- Type: Virtual firearms training simulator
- Place of origin: India

Production history
- Designer: Simulator Development Division
- Manufacturer: 515 Army Base Workshop

= Drona (simulator) =

Small-arms range training simulator

Drona is a small-arms range training simulator for imparting realistic and cost-effective simulator-based weapons training. It was developed by Simulator Development Division and made by the 515 Army Base Workshop as both units are under the Electronics and Mechanical Engineers (EME).

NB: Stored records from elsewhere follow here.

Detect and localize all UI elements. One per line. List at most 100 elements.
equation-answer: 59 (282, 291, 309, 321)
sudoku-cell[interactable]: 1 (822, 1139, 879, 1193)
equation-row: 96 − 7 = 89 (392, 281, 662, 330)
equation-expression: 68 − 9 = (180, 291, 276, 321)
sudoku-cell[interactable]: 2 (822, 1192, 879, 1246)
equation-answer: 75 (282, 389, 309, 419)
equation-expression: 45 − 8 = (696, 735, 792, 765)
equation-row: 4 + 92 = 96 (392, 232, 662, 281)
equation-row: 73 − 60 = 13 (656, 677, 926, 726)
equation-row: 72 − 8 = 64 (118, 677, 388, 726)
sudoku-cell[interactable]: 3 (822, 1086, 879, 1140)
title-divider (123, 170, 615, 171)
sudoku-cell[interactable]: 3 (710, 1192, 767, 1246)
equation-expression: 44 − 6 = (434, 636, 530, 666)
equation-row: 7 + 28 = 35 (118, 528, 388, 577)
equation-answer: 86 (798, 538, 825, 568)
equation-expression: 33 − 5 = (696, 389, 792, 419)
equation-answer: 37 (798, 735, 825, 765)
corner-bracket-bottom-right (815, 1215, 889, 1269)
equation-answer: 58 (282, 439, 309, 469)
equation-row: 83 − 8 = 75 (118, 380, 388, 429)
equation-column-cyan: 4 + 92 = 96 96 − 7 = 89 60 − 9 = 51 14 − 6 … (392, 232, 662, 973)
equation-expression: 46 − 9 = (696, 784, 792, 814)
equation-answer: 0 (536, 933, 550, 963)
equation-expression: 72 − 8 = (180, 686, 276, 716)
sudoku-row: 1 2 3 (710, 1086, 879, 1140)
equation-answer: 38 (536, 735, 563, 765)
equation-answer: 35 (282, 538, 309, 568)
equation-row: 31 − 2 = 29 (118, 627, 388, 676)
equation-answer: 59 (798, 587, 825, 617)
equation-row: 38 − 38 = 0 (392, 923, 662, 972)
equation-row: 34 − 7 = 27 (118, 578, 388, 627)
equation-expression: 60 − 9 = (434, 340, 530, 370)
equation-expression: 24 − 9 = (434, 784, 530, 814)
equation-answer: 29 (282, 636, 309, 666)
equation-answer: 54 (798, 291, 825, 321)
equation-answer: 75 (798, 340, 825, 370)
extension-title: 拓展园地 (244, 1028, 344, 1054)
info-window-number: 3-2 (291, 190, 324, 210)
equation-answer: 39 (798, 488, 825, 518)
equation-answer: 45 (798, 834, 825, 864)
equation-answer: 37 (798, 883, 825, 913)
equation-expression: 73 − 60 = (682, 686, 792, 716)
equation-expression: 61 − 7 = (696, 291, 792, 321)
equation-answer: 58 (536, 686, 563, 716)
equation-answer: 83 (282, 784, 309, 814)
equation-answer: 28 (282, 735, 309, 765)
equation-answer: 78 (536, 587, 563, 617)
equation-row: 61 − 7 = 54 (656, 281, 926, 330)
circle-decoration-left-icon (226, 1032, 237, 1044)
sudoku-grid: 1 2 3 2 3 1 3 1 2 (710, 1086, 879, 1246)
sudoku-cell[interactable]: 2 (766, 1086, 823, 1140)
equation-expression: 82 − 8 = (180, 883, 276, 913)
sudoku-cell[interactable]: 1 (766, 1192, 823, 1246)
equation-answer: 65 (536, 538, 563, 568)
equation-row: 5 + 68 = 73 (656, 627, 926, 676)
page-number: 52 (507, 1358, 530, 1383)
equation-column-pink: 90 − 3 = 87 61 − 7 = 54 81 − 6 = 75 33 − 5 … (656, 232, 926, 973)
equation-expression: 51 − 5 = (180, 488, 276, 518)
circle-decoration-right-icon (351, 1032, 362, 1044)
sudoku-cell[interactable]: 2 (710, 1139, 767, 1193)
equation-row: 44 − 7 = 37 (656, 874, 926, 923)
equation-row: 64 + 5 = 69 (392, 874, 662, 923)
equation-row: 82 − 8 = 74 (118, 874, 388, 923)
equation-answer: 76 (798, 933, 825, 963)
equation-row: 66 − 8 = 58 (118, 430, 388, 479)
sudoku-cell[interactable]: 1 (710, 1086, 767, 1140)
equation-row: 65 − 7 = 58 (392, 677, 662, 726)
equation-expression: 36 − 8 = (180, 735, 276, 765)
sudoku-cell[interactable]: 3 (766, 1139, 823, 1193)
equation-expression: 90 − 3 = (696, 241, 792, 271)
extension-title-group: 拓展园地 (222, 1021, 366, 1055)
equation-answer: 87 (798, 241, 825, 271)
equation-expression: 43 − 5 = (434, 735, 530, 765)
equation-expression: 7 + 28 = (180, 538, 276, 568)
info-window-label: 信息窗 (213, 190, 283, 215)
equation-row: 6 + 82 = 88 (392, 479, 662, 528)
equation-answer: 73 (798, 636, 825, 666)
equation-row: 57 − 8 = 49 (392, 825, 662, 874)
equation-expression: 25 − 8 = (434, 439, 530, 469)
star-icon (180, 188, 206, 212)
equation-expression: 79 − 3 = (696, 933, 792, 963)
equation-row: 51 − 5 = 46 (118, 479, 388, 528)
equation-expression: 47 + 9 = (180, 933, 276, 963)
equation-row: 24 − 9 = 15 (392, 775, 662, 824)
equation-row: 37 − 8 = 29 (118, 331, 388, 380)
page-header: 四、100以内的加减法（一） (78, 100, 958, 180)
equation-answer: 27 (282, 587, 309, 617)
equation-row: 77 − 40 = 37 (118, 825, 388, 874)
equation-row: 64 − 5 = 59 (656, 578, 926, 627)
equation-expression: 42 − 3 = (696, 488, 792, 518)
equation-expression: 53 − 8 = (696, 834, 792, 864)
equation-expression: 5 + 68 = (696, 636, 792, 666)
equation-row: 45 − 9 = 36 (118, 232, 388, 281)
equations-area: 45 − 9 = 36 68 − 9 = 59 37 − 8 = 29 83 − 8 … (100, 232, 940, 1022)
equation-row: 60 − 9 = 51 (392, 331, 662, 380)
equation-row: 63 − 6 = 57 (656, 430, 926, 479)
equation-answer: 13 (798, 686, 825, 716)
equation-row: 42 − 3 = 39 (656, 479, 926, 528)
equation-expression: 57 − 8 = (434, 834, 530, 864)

Drona is an electronic and software-based equipment which reduces expenditure on ammunition, logistics and time spent on regular troop training by 40 to 50 per cent.

==Development==
In 2002, it's reported that Egypt, Myanmar and Sri Lanka made orders for the Drona.

==Kit==
Drona's equipment comprises either a single-lane or multi-lane (usually eight) firing stations connected to an instructor's server. Weapons such as the SLR, the 7.62mm LMG and the INSAS assault rifle/light machine gun can be used. At the firing station, user is shown computer-generated images to simulate different kinds of terrain and conditions. Other options include day and night firing, right and left-handed use and bi-lingual instructions in English and Hindi.

An instructor will sit in a sound-proof AC cabin to observe and guide the trainee.